I get the strangest sense ofdéjàvu, and the hairs on the back of my next prickle and stand up. Just like that, it’s like I’m not in the financial aid office. I’m somewhere else, somewhere far away, where problems like this don’t concern me at all, a place where I’m drowning.

He talks about helping me out with FAFSA, and I mutter something about not having any credit. This is all feeling… familiar, for some reason, but I can’t explain how or why. All I can say is I don’t feel right.

“I have to go,” I mumble as I lurch to my feet and lumber toward the door. I don’t wait to hear him say goodbye; I just go. Sitting in that office, listening to him… it’s like torture on a normal day, but today feels different.

Today feels wrong. Like I’ve been here before, like I have somewhere else I should be.

But where?

Somehow I manage to sit in my afternoon classes, though my attention span is shot. I swing by the library after that to use their computers to fill out as many job applications as I can. Hours pass, and I get annoyed more than once.

A familiar feeling of hopelessness takes over me. Sometimes I just feel… like it’d be so much easier to give up. Give up, give in, stop trying. Ever since my dad died, it’s like I’ve had something to prove, but lately it feels like the world just isn’t cut out for me.

Or, I guess, I’m not cut out for the world. I don’t belong here.

I hang my head low as I walk to my place. Off-campus, it’s downtown, just above a bar. An old bar that looks out of place now that everything is new and built-up. It’s why the rent is so cheap. About the only place I can afford since my scholarship didn’t include housing costs.

Wait a second. That’s a lie. I said I can afford it, but that’s a fucking lie. I got fired and I’m late on the rent.

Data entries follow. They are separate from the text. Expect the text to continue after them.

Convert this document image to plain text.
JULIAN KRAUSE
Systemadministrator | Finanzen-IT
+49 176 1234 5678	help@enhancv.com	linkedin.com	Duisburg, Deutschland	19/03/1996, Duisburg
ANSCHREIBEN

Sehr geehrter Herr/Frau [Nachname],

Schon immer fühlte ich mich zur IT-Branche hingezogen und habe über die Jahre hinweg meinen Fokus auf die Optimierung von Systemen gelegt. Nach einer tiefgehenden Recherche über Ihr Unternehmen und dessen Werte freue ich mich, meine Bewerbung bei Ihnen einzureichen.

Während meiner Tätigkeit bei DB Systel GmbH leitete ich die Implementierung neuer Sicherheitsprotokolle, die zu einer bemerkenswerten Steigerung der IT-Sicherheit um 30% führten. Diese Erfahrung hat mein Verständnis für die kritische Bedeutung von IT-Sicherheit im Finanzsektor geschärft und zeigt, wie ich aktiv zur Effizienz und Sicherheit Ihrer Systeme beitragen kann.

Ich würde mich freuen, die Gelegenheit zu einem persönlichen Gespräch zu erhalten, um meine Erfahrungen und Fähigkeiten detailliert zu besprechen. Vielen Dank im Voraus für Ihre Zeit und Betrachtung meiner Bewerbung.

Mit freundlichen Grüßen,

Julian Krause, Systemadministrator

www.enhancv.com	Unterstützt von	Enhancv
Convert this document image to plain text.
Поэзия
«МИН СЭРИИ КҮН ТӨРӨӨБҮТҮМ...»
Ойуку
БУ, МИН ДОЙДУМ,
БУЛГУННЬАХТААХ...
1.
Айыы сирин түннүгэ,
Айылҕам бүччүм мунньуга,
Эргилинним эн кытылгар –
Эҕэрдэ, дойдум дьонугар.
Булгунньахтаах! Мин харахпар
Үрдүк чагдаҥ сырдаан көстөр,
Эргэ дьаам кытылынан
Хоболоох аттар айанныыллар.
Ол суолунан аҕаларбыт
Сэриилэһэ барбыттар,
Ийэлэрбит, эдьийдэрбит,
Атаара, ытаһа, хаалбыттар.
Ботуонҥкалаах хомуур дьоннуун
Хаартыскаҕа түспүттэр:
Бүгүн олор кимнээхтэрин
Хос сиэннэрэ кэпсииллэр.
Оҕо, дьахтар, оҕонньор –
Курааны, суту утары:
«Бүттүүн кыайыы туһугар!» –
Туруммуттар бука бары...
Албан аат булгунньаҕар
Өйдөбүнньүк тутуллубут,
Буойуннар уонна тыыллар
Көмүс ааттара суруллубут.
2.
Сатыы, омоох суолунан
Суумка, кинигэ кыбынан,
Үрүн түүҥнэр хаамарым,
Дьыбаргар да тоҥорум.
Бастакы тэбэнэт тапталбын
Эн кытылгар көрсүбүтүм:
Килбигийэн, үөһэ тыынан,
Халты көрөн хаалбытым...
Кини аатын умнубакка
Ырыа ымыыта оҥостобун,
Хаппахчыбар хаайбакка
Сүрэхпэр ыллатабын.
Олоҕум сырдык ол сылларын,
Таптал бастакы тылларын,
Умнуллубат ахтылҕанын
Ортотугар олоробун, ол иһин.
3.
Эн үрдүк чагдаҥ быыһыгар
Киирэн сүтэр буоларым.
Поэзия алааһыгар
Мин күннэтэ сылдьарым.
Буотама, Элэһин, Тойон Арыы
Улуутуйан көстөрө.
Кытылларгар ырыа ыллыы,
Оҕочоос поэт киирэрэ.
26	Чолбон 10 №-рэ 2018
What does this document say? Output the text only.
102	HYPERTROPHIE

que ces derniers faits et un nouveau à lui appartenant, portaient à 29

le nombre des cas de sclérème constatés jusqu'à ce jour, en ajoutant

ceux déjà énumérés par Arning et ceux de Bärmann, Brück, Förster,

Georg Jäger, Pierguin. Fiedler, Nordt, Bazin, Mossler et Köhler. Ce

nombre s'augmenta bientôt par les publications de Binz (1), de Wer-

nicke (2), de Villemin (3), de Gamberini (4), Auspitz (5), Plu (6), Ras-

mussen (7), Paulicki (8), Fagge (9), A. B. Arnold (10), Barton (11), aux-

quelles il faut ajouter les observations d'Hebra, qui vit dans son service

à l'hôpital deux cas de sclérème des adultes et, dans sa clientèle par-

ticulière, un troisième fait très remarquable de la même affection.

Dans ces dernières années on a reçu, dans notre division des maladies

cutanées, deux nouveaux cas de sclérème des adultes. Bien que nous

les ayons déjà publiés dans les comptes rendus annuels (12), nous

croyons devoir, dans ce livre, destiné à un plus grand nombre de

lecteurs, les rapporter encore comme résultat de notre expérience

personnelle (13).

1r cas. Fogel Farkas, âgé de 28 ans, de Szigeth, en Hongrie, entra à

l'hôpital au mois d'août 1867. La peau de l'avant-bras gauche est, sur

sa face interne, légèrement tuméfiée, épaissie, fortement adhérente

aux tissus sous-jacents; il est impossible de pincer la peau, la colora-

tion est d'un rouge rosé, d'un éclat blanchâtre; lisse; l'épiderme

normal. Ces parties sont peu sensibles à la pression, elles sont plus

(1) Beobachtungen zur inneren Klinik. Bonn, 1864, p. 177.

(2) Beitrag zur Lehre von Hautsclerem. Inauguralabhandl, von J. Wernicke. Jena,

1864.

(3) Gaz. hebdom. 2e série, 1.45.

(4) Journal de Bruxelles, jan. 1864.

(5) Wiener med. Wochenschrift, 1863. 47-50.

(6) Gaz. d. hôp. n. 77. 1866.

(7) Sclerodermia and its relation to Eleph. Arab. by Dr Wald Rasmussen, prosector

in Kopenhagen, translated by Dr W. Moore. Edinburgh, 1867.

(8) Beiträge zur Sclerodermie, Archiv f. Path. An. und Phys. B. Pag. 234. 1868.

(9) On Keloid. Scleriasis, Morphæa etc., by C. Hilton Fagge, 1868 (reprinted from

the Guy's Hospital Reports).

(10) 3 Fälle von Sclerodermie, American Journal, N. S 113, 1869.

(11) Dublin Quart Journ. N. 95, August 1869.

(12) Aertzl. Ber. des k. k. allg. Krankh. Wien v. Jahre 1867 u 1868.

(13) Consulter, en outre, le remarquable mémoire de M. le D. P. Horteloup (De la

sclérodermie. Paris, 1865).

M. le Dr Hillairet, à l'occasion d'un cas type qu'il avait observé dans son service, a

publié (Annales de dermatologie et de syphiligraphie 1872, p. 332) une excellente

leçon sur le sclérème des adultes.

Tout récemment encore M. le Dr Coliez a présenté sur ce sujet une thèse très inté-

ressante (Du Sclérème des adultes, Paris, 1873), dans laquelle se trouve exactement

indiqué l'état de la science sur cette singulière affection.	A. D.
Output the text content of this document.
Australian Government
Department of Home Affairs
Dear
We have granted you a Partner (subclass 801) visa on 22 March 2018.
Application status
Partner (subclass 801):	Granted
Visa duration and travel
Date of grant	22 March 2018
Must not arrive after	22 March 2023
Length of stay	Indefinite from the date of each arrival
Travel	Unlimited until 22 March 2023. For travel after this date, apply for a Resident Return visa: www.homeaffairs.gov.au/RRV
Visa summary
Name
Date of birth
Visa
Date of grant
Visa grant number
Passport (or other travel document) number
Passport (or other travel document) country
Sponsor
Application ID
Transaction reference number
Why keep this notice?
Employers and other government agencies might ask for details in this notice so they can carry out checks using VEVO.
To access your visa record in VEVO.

Frank is understanding when things come up, but I hate letting him down like that.

I don’t go up through the bar; the fire escape on the side of the building in the alley is how I reach my place. I’m so lost in my head, trying to dissect the nagging feeling that refuses to go away, that I don’t realize Frank is coming out of the door to the second-floor hall, where my apartment is.

When I see him, I freeze. “Frank. Why aren’t you downstairs working the bar?” It’s late enough. I spent hours at the library. Too long with nothing to show for it, although with any luck, that will change soon.

“I wanted to see if you were home yet,” Frank mutters as he rubs his jaw. Pulling away from me, he moves to lean on the metal railing behind me. An older man, wrinkled around his eyes, skin with countless sunspots; but I like him. We get along.

I… don’t get along with most people my age. Don’t ask me why.

It doesn’t take a psychic to know what this is about. “I don’t have the rent yet, Frank.” The words come out in a whisper… and they feel wrong. Like I spoke them before, somehow. Like I’m a character on a stage, trapped in a play—but that doesn’t make sense. “Can I have a few more weeks?”

“Rey,” Frank says with a sigh as he turns to face me, “I’m gonna level with you. The bar ain’t—”

“Doing good,” I finish for him, somehow already knowing what he’s going to say.